Chirantan Banerjee, MD

Yamamoto N, Satomi J, Tada Y, Harada M, Izumi Y, Nagahiro S, and Kaji R. Two-Layered Susceptibility Vessel Sign on 3-Tesla T2*-Weighted Imaging Is a Predictive Biomarker of Stroke Subtype. Stroke. 2014

As opposed to myocardial infarction, stroke is a heterogenous entity. The burning question that a vascular neurologist seeks to answer when a patient presents with acute ischemic stroke is where is the acute intracranial or extra cranial occlusion. Where did the clot come from? Was it an in situ thrombus atop an underlying atherosclerotic plaque that ruptured, or did it come from a central embolic source, vis-a-vis the heart. Depending on where a thrombus is formed, it may be white, red or mixed. Traditionally, it has been thought that white thrombi develop on ruptured plaques and comprise of aggregated platelets, whereas red thrombi form in cardiac and venous systems, and are rich in fibrin and trapped erythrocytes. However, recent histopathological studies looking at clots retrieved by endovascular retriever devices failed to show an obvious association between clot composition and stroke mechanism.

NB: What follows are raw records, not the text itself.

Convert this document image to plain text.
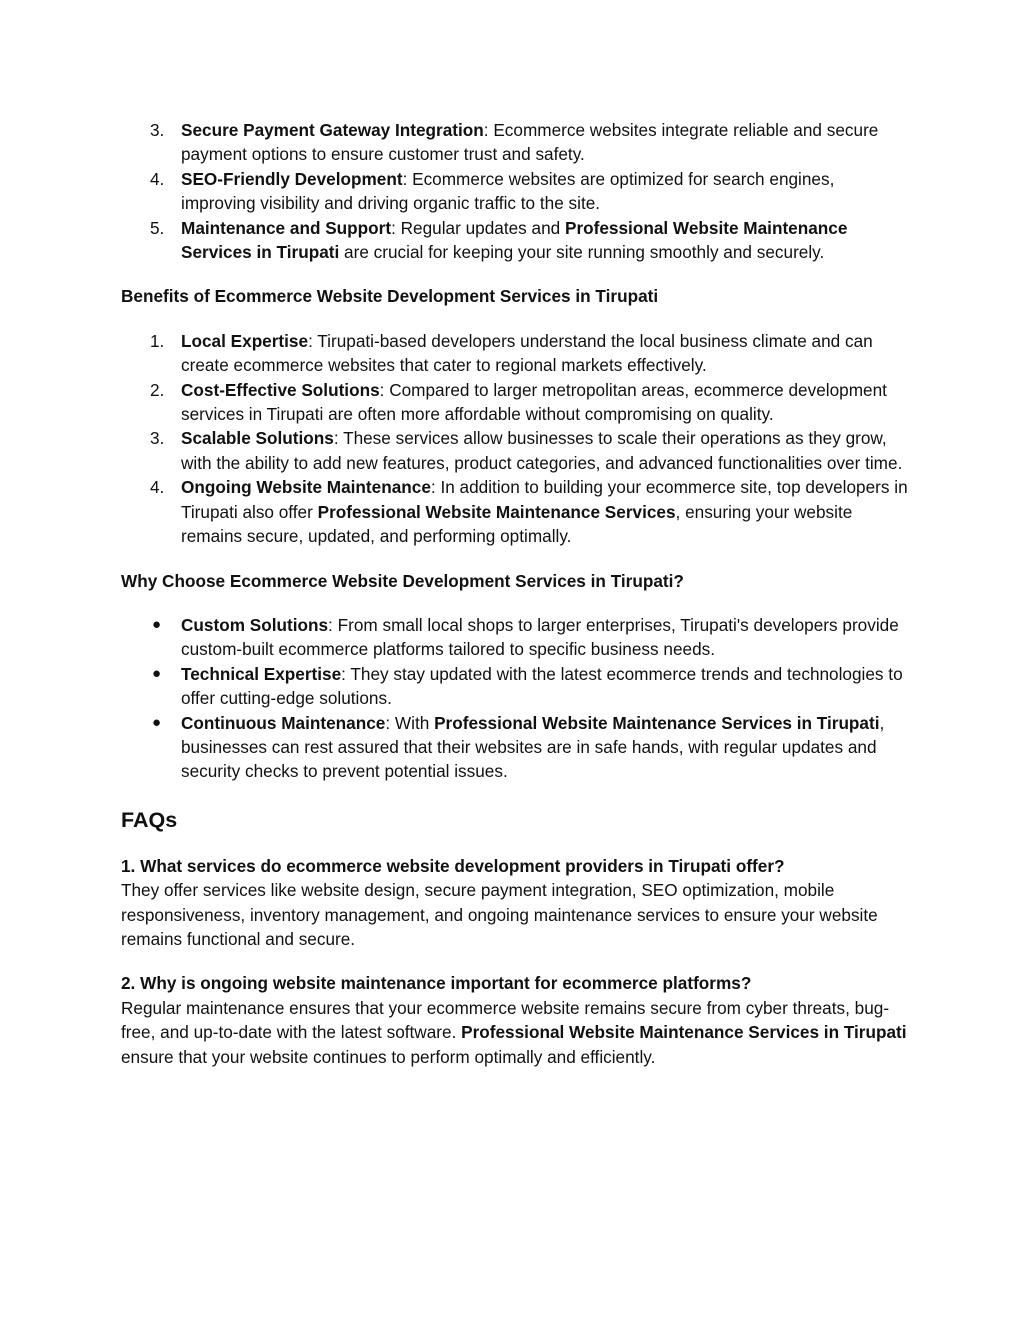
3. Secure Payment Gateway Integration: Ecommerce websites integrate reliable and secure payment options to ensure customer trust and safety.
4. SEO-Friendly Development: Ecommerce websites are optimized for search engines, improving visibility and driving organic traffic to the site.
5. Maintenance and Support: Regular updates and Professional Website Maintenance Services in Tirupati are crucial for keeping your site running smoothly and securely.

Benefits of Ecommerce Website Development Services in Tirupati

1. Local Expertise: Tirupati-based developers understand the local business climate and can create ecommerce websites that cater to regional markets effectively.
2. Cost-Effective Solutions: Compared to larger metropolitan areas, ecommerce development services in Tirupati are often more affordable without compromising on quality.
3. Scalable Solutions: These services allow businesses to scale their operations as they grow, with the ability to add new features, product categories, and advanced functionalities over time.
4. Ongoing Website Maintenance: In addition to building your ecommerce site, top developers in Tirupati also offer Professional Website Maintenance Services, ensuring your website remains secure, updated, and performing optimally.

Why Choose Ecommerce Website Development Services in Tirupati?

● Custom Solutions: From small local shops to larger enterprises, Tirupati's developers provide custom-built ecommerce platforms tailored to specific business needs.
● Technical Expertise: They stay updated with the latest ecommerce trends and technologies to offer cutting-edge solutions.
● Continuous Maintenance: With Professional Website Maintenance Services in Tirupati, businesses can rest assured that their websites are in safe hands, with regular updates and security checks to prevent potential issues.
FAQs

1. What services do ecommerce website development providers in Tirupati offer?

They offer services like website design, secure payment integration, SEO optimization, mobile responsiveness, inventory management, and ongoing maintenance services to ensure your website remains functional and secure.

2. Why is ongoing website maintenance important for ecommerce platforms?

Regular maintenance ensures that your ecommerce website remains secure from cyber threats, bug-free, and up-to-date with the latest software. Professional Website Maintenance Services in Tirupati ensure that your website continues to perform optimally and efficiently.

Over the years, there have been several studies trying to identify radiologic biomarkers to identify clot composition accurately, thereby ultimately attempting to establish the mechanism. Animal studies also have shown that erythrocyte rich thrombi may be more amenable to thrombolysis by tPA as opposed to fibrin rich ones. Hyperdense vessel sign on CT is one such marker, and has been associated with erythrocyte rich clots.

The sequence of degradation from oxyhemoglobin to paramagnetic deoxyhemoglobin, methemoglobin, and hemosiderin within the hemoglobin components in trapped erythrocytes in a clot can be exploited by MRI T2*-weighted gradient echo imaging (GRE), whereby red thrombi in occlusive vessels may be seen as hypointense signals within vascular wall . This has been called susceptibility vessel sign. SVS has been associated with cardioembolic stroke mechanism and subsequent recanalization.

In the current study, Yamamoto et al. investigate if two-layered SVS on 3T T2*-weighted imaging (hypo intense core surrounded by hyper intense rim) also associated with cardioembolic etiology. 132 consecutive patients with ICA or MCA occlusion were included, with an mean age of 74 years. As opposed to prior studies, traditional SVS was not associated with cardioembolic mechanism, but two-layered-SVS was found to have high specificity and positive predictive value for cardioembolism. One of the major drawbacks of the study is that no histological analysis of the clots was done. Also, very few stroke centers have access to 3T MRIs in the acute setting. Thus, these findings have poor external validity to most clinical sites. Regardless, it builds up on the prior studies and makes a case for us to pay more attention to the vessels on GRE in patients with large vessel occlusions, especially when the source is elusive. MRI technology has brought stroke care a long way since its inception. And it may be our best noninvasive tool at showing us clot composition moving forward.